China's new economic plan
Remember what they teach you in basic manners class: if you're invited to someone's house, don't turn up empty-handed.
China's president Hu Jintao is going to Washington in a few days for a summit to discuss the global financial crisis. Now he has something to show his hosts: a new economic plan.
The Chinese government has just announced a series of measures worth $586bn. The plan includes spending on infrastructure, housing, healthcare, and disaster relief. The measures are designed to make sure that China's economy keeps going - and that its people start spending.
Here's what makes the package necessary: the global downturn has begun to affect China. Put simply: since consumers in the West can no longer afford to buy as much, China can't sell as much. So, China's growth has dropped to 9% from over 10% a year ago. Exports have fallen. Factories have shut down. 67,000 small and medium businesses so far have gone bust this year.

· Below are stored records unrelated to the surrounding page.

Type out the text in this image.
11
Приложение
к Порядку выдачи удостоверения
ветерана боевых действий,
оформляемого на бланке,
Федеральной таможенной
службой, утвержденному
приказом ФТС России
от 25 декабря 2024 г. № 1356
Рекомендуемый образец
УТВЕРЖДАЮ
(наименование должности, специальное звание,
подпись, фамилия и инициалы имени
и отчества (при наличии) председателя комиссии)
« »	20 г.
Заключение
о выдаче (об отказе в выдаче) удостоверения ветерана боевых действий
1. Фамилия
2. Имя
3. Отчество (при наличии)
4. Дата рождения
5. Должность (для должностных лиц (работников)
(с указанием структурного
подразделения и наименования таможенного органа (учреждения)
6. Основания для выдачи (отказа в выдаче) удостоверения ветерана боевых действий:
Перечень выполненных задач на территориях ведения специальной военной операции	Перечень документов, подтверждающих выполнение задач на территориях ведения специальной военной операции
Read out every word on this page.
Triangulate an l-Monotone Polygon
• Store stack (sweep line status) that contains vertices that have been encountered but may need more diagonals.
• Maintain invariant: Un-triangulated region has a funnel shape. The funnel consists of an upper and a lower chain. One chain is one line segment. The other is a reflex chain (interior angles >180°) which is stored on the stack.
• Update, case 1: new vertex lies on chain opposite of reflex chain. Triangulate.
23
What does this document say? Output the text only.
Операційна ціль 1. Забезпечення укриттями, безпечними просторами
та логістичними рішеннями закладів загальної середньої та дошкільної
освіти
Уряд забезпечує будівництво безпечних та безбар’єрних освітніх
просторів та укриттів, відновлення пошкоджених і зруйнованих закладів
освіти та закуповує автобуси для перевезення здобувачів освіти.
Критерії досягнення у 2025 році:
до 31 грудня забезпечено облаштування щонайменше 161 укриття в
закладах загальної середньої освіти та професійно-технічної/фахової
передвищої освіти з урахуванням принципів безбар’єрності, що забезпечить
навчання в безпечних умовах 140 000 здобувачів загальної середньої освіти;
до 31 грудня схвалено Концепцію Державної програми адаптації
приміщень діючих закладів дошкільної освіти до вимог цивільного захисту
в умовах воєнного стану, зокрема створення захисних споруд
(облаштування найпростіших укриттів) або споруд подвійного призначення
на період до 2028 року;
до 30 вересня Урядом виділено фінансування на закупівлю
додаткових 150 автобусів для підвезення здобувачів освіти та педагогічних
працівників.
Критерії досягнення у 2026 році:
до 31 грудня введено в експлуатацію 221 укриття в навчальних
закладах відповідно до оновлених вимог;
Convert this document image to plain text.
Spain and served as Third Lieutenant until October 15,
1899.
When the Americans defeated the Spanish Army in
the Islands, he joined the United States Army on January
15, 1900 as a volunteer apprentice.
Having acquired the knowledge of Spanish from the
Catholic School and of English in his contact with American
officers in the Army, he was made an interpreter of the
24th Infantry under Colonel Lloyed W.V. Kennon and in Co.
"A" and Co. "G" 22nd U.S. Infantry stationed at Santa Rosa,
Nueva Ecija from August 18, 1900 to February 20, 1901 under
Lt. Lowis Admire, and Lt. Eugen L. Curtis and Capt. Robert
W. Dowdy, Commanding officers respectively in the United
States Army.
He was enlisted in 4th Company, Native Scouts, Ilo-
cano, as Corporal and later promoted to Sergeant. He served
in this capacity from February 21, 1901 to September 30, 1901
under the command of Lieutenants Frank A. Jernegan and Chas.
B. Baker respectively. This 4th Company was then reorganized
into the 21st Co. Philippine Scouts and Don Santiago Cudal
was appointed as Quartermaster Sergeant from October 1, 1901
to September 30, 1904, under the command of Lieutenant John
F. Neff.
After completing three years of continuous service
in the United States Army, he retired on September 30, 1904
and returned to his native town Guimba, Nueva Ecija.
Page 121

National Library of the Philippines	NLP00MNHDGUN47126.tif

Here's why all of this worries the government: fewer jobs means more social unrest. In recent weeks there've been reports of protests and marches by workers who've lost their jobs. More than anything else, the Communist Party hates instability.
So, the government will hope that its $586bn package helps out. It's something for Hu Jintao to discuss with his fellow world leaders when he gets to Washington.
PS. For those who've read my previous entry, Hu Jintao and Barack Obama have now actually spoken on the phone. They did so on Saturday.